Kısmet Bell, Jameson. "A Literary Landscape of Istanbul: Possibilities of Interdisciplinary Criticism." Configurations, vol. 32 no. 4, 2024, p. 351-373. Project MUSE, https://muse.jhu.edu/article/942088
In this paper, Kısmet Bell explores the emergence of short expressive ensembles (SEE) in Istanbul's public spaces from 2020 to 2023, using linguistic landscaping methods to highlight how literary fragments thrive outside traditional book formats. Kısmet Bell considers how urban environments shape literary genres and challenge conventional collecting practices.
Abstract:
This article presents a literary landscape of short expressive ensembles (SEEs) that appeared in Istanbul's public locations between 2020 and 2023. By documenting the space and time of public literary genres, I follow in the footsteps of twentieth-century literary critics who explored literature in nontraditional locations. I supplement the work of Walter Benjamin, Roland Barthes, Marshall McLuhan, and more recently Katherine Hayles with "linguistic landscaping" methods from sociolinguistics to emphasize three important points about literary genres that are distributed in space and time. First, mapping literary fragments in public locations allows for them to remain in their diverse polysemic habitats rather than conform to book-length collections, the traditional medium of literary studies.
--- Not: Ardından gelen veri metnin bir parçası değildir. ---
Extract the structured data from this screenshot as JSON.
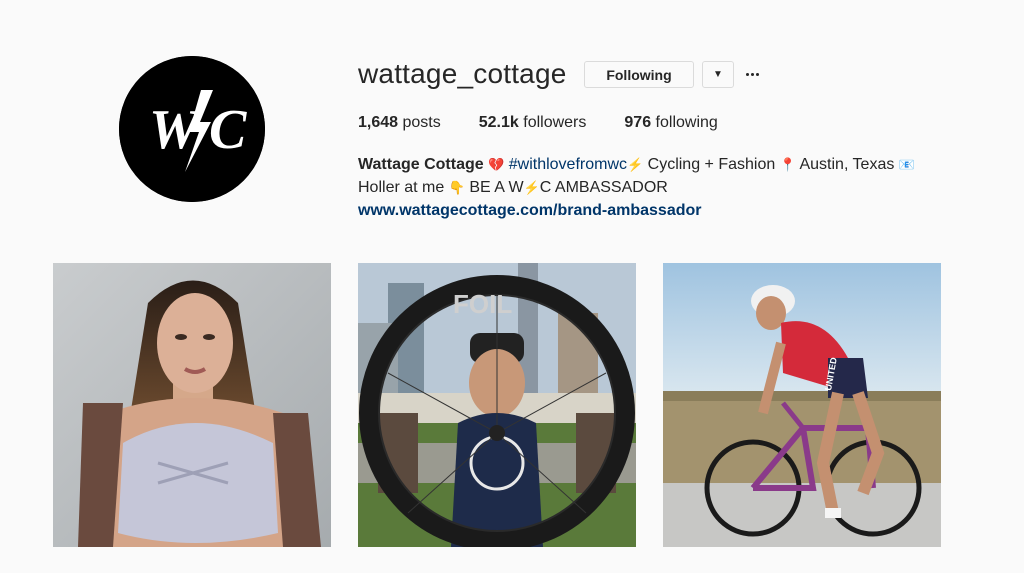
{
  "profile": {
    "username": "wattage_cottage",
    "avatar_text": "W/C",
    "following_label": "Following",
    "dropdown_icon": "caret-down-icon",
    "more_icon": "ellipsis-icon"
  },
  "stats": {
    "posts_count": "1,648",
    "posts_label": "posts",
    "followers_count": "52.1k",
    "followers_label": "followers",
    "following_count": "976",
    "following_label": "following"
  },
  "bio": {
    "name": "Wattage Cottage",
    "emoji_heart": "💔",
    "hashtag": "#withlovefromwc",
    "emoji_bolt": "⚡",
    "text1": "Cycling + Fashion",
    "emoji_pin": "📍",
    "location": "Austin, Texas",
    "emoji_mail": "📧",
    "line2_start": "Holler at me",
    "emoji_point": "👇",
    "ambassador_a": "BE A W",
    "ambassador_b": "C AMBASSADOR",
    "website": "www.wattagecottage.com/brand-ambassador"
  },
  "posts": [
    {
      "id": "post-1",
      "subject": "portrait-woman"
    },
    {
      "id": "post-2",
      "subject": "woman-holding-wheel"
    },
    {
      "id": "post-3",
      "subject": "cyclist-on-bike"
    }
  ],
  "wheel_text": "FOIL",
  "jersey_text": "UNITED",
  "colors": {
    "text": "#262626",
    "link": "#003569",
    "border": "#dbdbdb",
    "background": "#fafafa"
  }
}
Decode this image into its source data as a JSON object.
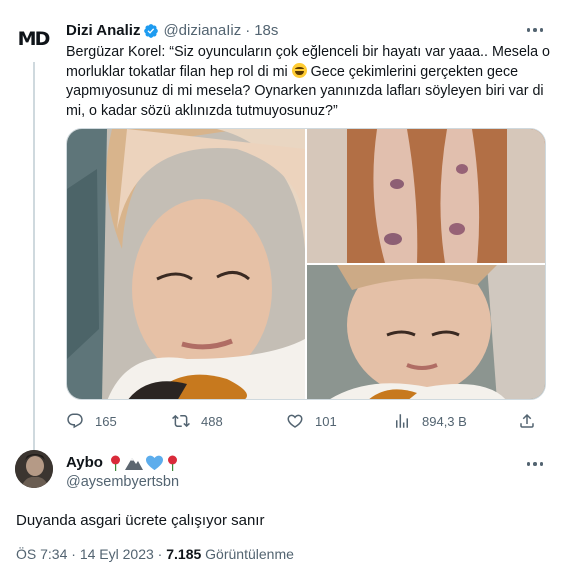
{
  "quoted_tweet": {
    "avatar_text": "MD",
    "display_name": "Dizi Analiz",
    "handle": "@dizianaIiz",
    "separator": "·",
    "time": "18s",
    "text": "Bergüzar Korel: “Siz oyuncuların çok eğlenceli bir hayatı var yaaa.. Mesela o morluklar tokatlar filan hep rol di mi",
    "text_after_emoji": " Gece çekimlerini gerçekten gece yapmıyosunuz di mi mesela? Oynarken yanınızda lafları söyleyen biri var di mi, o kadar sözü aklınızda tutmuyosunuz?”",
    "emoji_icon": "laughing-tears-emoji",
    "stats": {
      "replies": "165",
      "retweets": "488",
      "likes": "101",
      "views": "894,3 B"
    },
    "colors": {
      "verified": "#1d9bf0",
      "muted_text": "#536471"
    }
  },
  "reply": {
    "display_name": "Aybo",
    "emoji_icons": [
      "rose-icon",
      "mountain-icon",
      "blue-heart-icon",
      "rose-icon"
    ],
    "handle": "@aysembyertsbn",
    "text": "Duyanda asgari ücrete çalışıyor sanır",
    "time": "ÖS 7:34",
    "dot": "·",
    "date": "14 Eyl 2023",
    "views_count": "7.185",
    "views_label": "Görüntülenme"
  }
}
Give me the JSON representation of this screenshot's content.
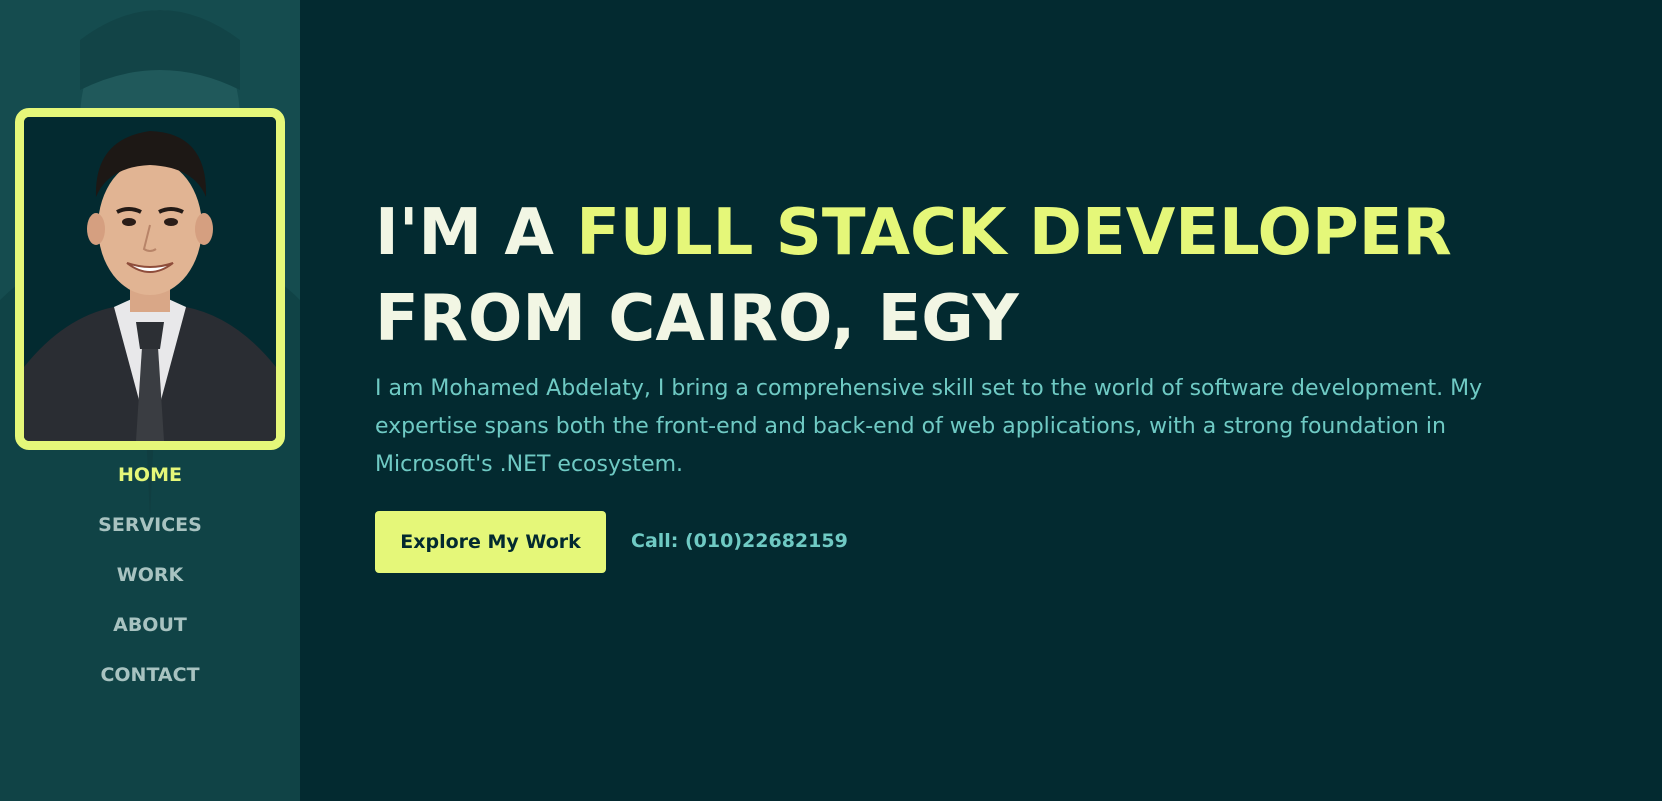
{
  "sidebar": {
    "portrait_alt": "Mohamed Abdelaty",
    "nav": [
      {
        "label": "HOME",
        "active": true
      },
      {
        "label": "SERVICES",
        "active": false
      },
      {
        "label": "WORK",
        "active": false
      },
      {
        "label": "ABOUT",
        "active": false
      },
      {
        "label": "CONTACT",
        "active": false
      }
    ]
  },
  "hero": {
    "headline_prefix": "I'M A ",
    "headline_accent": "FULL STACK DEVELOPER",
    "headline_line2": "FROM CAIRO, EGY",
    "intro": "I am Mohamed Abdelaty, I bring a comprehensive skill set to the world of software development. My expertise spans both the front-end and back-end of web applications, with a strong foundation in Microsoft's .NET ecosystem.",
    "cta_label": "Explore My Work",
    "call_text": "Call: (010)22682159"
  },
  "colors": {
    "background": "#032a30",
    "sidebar": "#154c4f",
    "accent": "#e5f779",
    "text_light": "#f2f6e4",
    "text_teal": "#6fcac4",
    "nav_inactive": "#a8c3c1"
  },
  "icons": [
    "portrait-photo"
  ]
}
Second, linguistic landscaping offers a more robust taxonomy for documenting where, when, and in what material and media writings appear, providing data for further study of diverse topics. Finally, by exploring urban areas for literary genres, we see neighborhoods provide multilingual instances of literature that do not conform to national and monolingual collecting practices. By mapping examples of short genres, this project reveals that urban spaces have their own literary landscapes that are in dialogue with, contribute to, and interrupt our historical and contemporary urban imaginaries.